Líder do Irã admite pela primeira vez que protestos deixaram ‘milhares de mortos’ 

Manifestantes queimam imagens do aiatolá Ali Khamenei durante um protesto em solidariedade à revolta iraniana, organizado pelo Conselho Nacional da Resistência do Irã, em Whitehall, no centro de Londres, em 11 de janeiro de 2026, para protestar contra a repressão do regime iraniano ao acesso à internet e

O líder supremo do Irã, Ali Khamenei, afirmou neste sábado (17) que “vários milhares” de pessoas morreram nos protestos, pelos quais responsabilizou o presidente dos Estados Unidos, Donald Trump.

O religioso afirmou que “elementos ignorantes e desinformados, sob a liderança de agentes mal-intencionados e treinados”, cometeram crimes que “provocaram a morte de vários milhares de pessoas”, em um encontro por ocasião do aniversário da escolha de Maomé como profeta do islã em Teerã, informou o site do político e a agência de notícias “Tasnim”.

Até agora, as autoridades iranianas não haviam fornecido números de mortos nos protestos, mas ONGs de oposição sediadas no exílio estimam em 3.428 as vítimas e em 19 mil os detidos.

Khamenei asseverou que foram cometidos “atos extremamente desumanos, como prender e queimar jovens vivos em mesquitas, e assassinar meninas e homens e mulheres indefesos, com armas fornecidas do exterior”.

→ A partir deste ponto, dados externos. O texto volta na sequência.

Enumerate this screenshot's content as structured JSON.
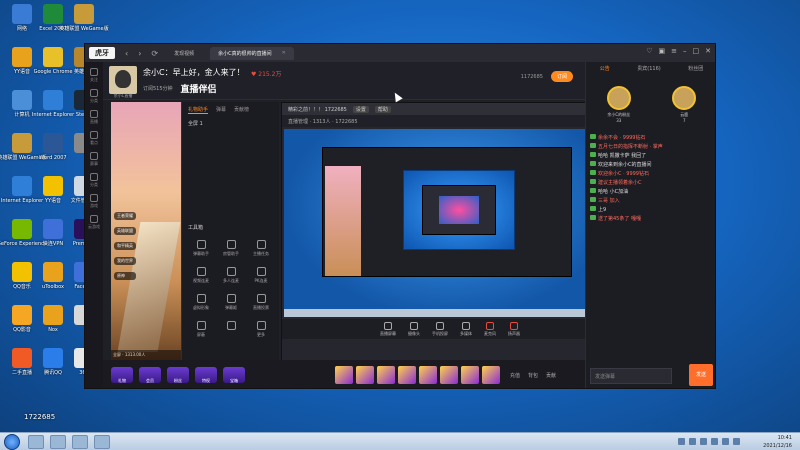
{
  "desktop_icons": [
    {
      "label": "网络",
      "color": "#3a7bd5"
    },
    {
      "label": "Excel 2007",
      "color": "#1f8b3a"
    },
    {
      "label": "英雄联盟\nWeGame版",
      "color": "#c79a3a"
    },
    {
      "label": "YY语音",
      "color": "#e8a21b"
    },
    {
      "label": "Google\nChrome",
      "color": "#e8c12a"
    },
    {
      "label": "英雄联盟",
      "color": "#b8862d"
    },
    {
      "label": "计算机",
      "color": "#4a8fd8"
    },
    {
      "label": "Internet\nExplorer",
      "color": "#2f7fd8"
    },
    {
      "label": "Steam",
      "color": "#1b2838"
    },
    {
      "label": "英雄联盟\nWeGame版",
      "color": "#c79a3a"
    },
    {
      "label": "Word 2007",
      "color": "#2b5797"
    },
    {
      "label": "",
      "color": "#8a8a8a"
    },
    {
      "label": "Internet\nExplorer",
      "color": "#2f7fd8"
    },
    {
      "label": "YY语音",
      "color": "#f2c200"
    },
    {
      "label": "文件管\n理器",
      "color": "#cfd8e3"
    },
    {
      "label": "GeForce\nExperience",
      "color": "#76b900"
    },
    {
      "label": "快连VPN",
      "color": "#3f6fd8"
    },
    {
      "label": "Premiere",
      "color": "#2a0f5a"
    },
    {
      "label": "QQ音乐",
      "color": "#f2c200"
    },
    {
      "label": "uToolbox",
      "color": "#e8a21b"
    },
    {
      "label": "FaceRig",
      "color": "#3f6fd8"
    },
    {
      "label": "QQ影音",
      "color": "#f5a623"
    },
    {
      "label": "Nox",
      "color": "#e8a21b"
    },
    {
      "label": "",
      "color": "#d8d8d8"
    },
    {
      "label": "二手直播",
      "color": "#f15a24"
    },
    {
      "label": "腾讯QQ",
      "color": "#2b7de9"
    },
    {
      "label": "360",
      "color": "#e8e8e8"
    }
  ],
  "app": {
    "logo": "虎牙",
    "tab_label": "余小C真的很帅的直播间",
    "tab_home": "发现视频",
    "streamer": {
      "avatar_label": "余小C直播",
      "room_title": "余小C：早上好，金人来了！",
      "fans": "215.2万",
      "subscribe": "订阅515分钟",
      "brand": "直播伴侣",
      "room_id_label": "1172685",
      "follow": "订阅"
    },
    "left_nav": [
      "关注",
      "分类",
      "直播",
      "看点",
      "赛事",
      "分类",
      "游戏",
      "云游戏"
    ],
    "video_chips": [
      "王者荣耀",
      "英雄联盟",
      "和平精英",
      "我的世界",
      "原神"
    ],
    "video_bottom": "全屏 · 1313.00人",
    "assist_tabs": [
      "礼物助手",
      "弹幕",
      "贡献榜"
    ],
    "assist_rows": [
      "全屏 1"
    ],
    "tool_title": "工具箱",
    "tools": [
      "弹幕助手",
      "房管助手",
      "主播任务",
      "视频连麦",
      "多人连麦",
      "PK连麦",
      "虚拟形象",
      "弹幕姬",
      "直播投票",
      "屏蔽",
      "",
      "更多"
    ],
    "inner": {
      "title": "精彩之前！！！ 1722685",
      "tags": [
        "设置",
        "帮助"
      ],
      "toolbar": "直播管理 · 1313人 · 1722685",
      "bottom_tools": [
        "直播屏幕",
        "摄像头",
        "手机投屏",
        "多媒体",
        "麦克风",
        "扬声器"
      ]
    },
    "gifts_left": [
      "礼物",
      "会员",
      "粉丝",
      "特权",
      "宝箱"
    ],
    "gift_meta": [
      "充值",
      "背包",
      "贡献"
    ],
    "right_panel": {
      "tabs": [
        "公告",
        "贵宾(116)",
        "粉丝团"
      ],
      "vips": [
        {
          "name": "余小C的粉丝",
          "level": "33"
        },
        {
          "name": "云鹿",
          "level": "7"
        }
      ],
      "chat": [
        {
          "text": "余余不会 · 9999钻石",
          "type": "red"
        },
        {
          "text": "五月七日的指挥不断射 · 掌声",
          "type": "red"
        },
        {
          "text": "哈哈 凯撒卡萨 我回了",
          "type": "norm"
        },
        {
          "text": "欢迎来到余小C的直播间",
          "type": "norm"
        },
        {
          "text": "欢迎余小C · 9999钻石",
          "type": "red"
        },
        {
          "text": "建议主播领着余小C",
          "type": "red"
        },
        {
          "text": "哈哈 小C加油",
          "type": "norm"
        },
        {
          "text": "三哥 加入",
          "type": "red"
        },
        {
          "text": "上9",
          "type": "norm"
        },
        {
          "text": "送了第45条了 嘎嘎",
          "type": "red"
        }
      ],
      "input_placeholder": "发送弹幕",
      "send": "发送"
    }
  },
  "overlay_text": "1722685",
  "clock": {
    "time": "10:41",
    "date": "2021/12/16"
  }
}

O político disse ainda que, nos protestos, foram destruídas 250 mesquitas, mais de 250 centros educacionais e científicos, além de terem sido provocados danos a instalações do setor elétrico, bancos, complexos de saúde e lojas de produtos básicos.

Em seu discurso, Khamenei responsabilizou Trump pelas vítimas e pelos danos sofridos nos protestos que sacudiram a República Islâmica nas últimas semanas.

“Consideramos o presidente dos Estados Unidos culpado pelas vítimas, pelos danos e pelas acusações que dirigiu à nação iraniana”, disse.

A máxima autoridade política e religiosa do Irã afirmou que os protestos que abalaram o país “foram um complô americano e o objetivo americano é devorar o Irã”.

“A particularidade do recente complô é que o próprio presidente dos Estados Unidos interveio pessoalmente: falou, ameaçou e, encorajando os conspiradores, enviou-lhes a mensagem para que avançassem, que não tivessem medo e que contavam com nosso apoio militar”, afirmou.

O político afirmou que havia agentes selecionados pelos serviços de inteligência de EUA e Israel para provocar o país e influenciar outras pessoas.

Khamenei disse que “não levaremos o país à guerra, mas também não deixaremos impunes os criminosos internos e internacionais do complô americano” e destacou que “os Estados Unidos devem prestar contas”.

As mobilizações começaram em 28 de dezembro, quando comerciantes de Teerã fecharam seus negócios devido à queda do rial, mas logo se espalharam por todo o país com gritos de “Morte à República Islâmica” e “Morte a Khamenei”.

Os protestos foram se expandindo até que nos dias 8 e 9 de janeiro chegaram ao seu auge com uma explosão de manifestações em praticamente todo o Irã, que derivaram em atos de vandalismo contra órgãos públicos, bancos que foram destruídos e o incêndio de 53 mesquitas em todo o país, segundo a versão oficial do governo iraniano.

Teerã sustenta que os protestos econômicos se tornaram violentos pela infiltração de agentes externos apoiados por Israel e EUA para justificar uma intervenção militar de Washington, que não ocorreu até agora.

Trump ameaçou atacar o país se morressem mais pessoas quando a contagem de mortos era de sete e, mais tarde, afirmou que “há ajuda a caminho”, o que muitos interpretaram como um aviso de intervenção na República Islâmica.